A Câmara Setorial de Cultura Afro Brasileira de Maricá, Artistas e Trabalhadores da Cultura de Maricá/RJ, se manifestam em Nota de Repúdio pelo impedimento da realização da 24ª Edição da Festa Tradicional da Lavagem das Escadarias da Igreja Matriz Nossa Senhora do Amparo pelo Padre Max Celestino Sales de Almeida, Pároco da Igreja Matriz que proibiu e impediu a realização da tradicional lavagem das escadarias da Igreja Matriz.

A Igreja Matriz Nossa Senhora do Amparo é Patrimônio Cultural Material e Imaterial do Povo de Maricá e símbolo arquitetônico da cidade, não podendo ser tratada como propriedade comum  por um indivíduo que por mera liberalidade desacata as leis municipais, em desrespeito à história, memória e às tradições do povo de Maricá.  

A Igreja Matriz, cartão postal de nossa cidade, não pode ser um espaço na memória de nossa gente, como um local público de exercício de intolerância e racismo onde lhe é negado o seu direito de acesso.

Consideramos o desrespeito à Lei municipal promulgada 2512/14, e publicada no JOM Jornal Oficial de Maricá, que garante o exercício do direito desta festividade de congraçamento, um desacato aos poderes públicos e especialmente ao Poder Executivo e Legislativo Municipal. O evento faz parte do calendário religioso e turístico da cidade de Maricá, publicado no site da Prefeitura de Maricá no dia 09 de janeiro de 2023. 

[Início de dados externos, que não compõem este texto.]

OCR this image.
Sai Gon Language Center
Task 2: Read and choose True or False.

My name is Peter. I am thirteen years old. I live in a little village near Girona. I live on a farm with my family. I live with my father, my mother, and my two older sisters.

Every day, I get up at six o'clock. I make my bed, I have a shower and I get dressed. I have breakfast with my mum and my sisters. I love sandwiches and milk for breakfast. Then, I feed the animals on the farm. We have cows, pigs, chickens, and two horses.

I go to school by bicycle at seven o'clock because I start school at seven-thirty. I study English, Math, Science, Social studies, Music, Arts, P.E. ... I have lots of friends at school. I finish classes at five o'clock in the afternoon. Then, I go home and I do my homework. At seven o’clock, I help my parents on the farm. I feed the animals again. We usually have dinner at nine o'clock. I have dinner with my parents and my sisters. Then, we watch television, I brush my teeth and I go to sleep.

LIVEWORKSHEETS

Nós, da Câmara Setorial de Cultura Afro-Brasileira de Maricá/RJ, consideramos a decisão arbitrária e também uma violação dos direitos humanos do povo maricaense em exercer suas práticas de festividades religiosas, considerando ainda perseguição religiosa e injustificável da atividade pacífica em Ato pela Paz, sendo a atitude do padre uma nítida demonstração de intolerância religiosa e racismo, francamente combatida pelo atual presidente da República Luiz Inácio Lula da Silva, assim como pelos seus ministros Direitos Humanos – Sílvio Almeida, Ministra de Igualdade Racial – Anielle Franco e da cultura Ministra da Cultura – Margareth Menezes que em seus recentes discursos de posse declararam não mais seria permitido no Brasil

Ministra de Igualdade Racial – Anielle Franco e a Liberdade Religiosa:

 _”É preciso reconhecer que esse país foi sedimentado sob hierarquias raciais, consequências do colonialismo escravocrata das políticas eugenistas e das narrativas pautadas na desigualdade racial aqui se desenvolveu o racismo brasileiro negando a nossa história e falseando uma memória em prol da farsa da democracia racial. O Racismo merece um direito de resposta eficaz e nós gostaríamos de convidar a todos negros e brancos para que possamos formular e  executar juntos essa proposta.”_

Ministra da Cultura – Margareth Menezes:

…“Acompanhamos os diálogos e vimosos  desmontes perversos das nossas políticas culturais das instituições. Sabemos o tanto que sofreram a Fundação Palmares, o IPHAN, a ANCINE, a Biblioteca Nacional, a FUNARTE, e a CASA RUI BARBOSA e o IBRAM, mas principalmente junto com meus colegas nós ouvimos as pessoas, nessas escutas junto com diversas pessoas.. e percebemos a profundidade do que o que aconteceu nos últimos anos, a criminalização dos trabalhadores e trabalhadoras e a falta de entendimento do significado da força da produção cultural do Brasil. Me emocionei com inúmeros relatos de luta do meio da cultura para o reconhecimento dos seus direitos e a busca incessante de seus espaços e de dignidade”, ouvi e acompanhei os diagnósticos e vi as vias de superação e chego agora às duas últimas palavras que darão o tom de nossa gestão no tratamento com servidores da cultura: RESPEITO E CUIDADO!”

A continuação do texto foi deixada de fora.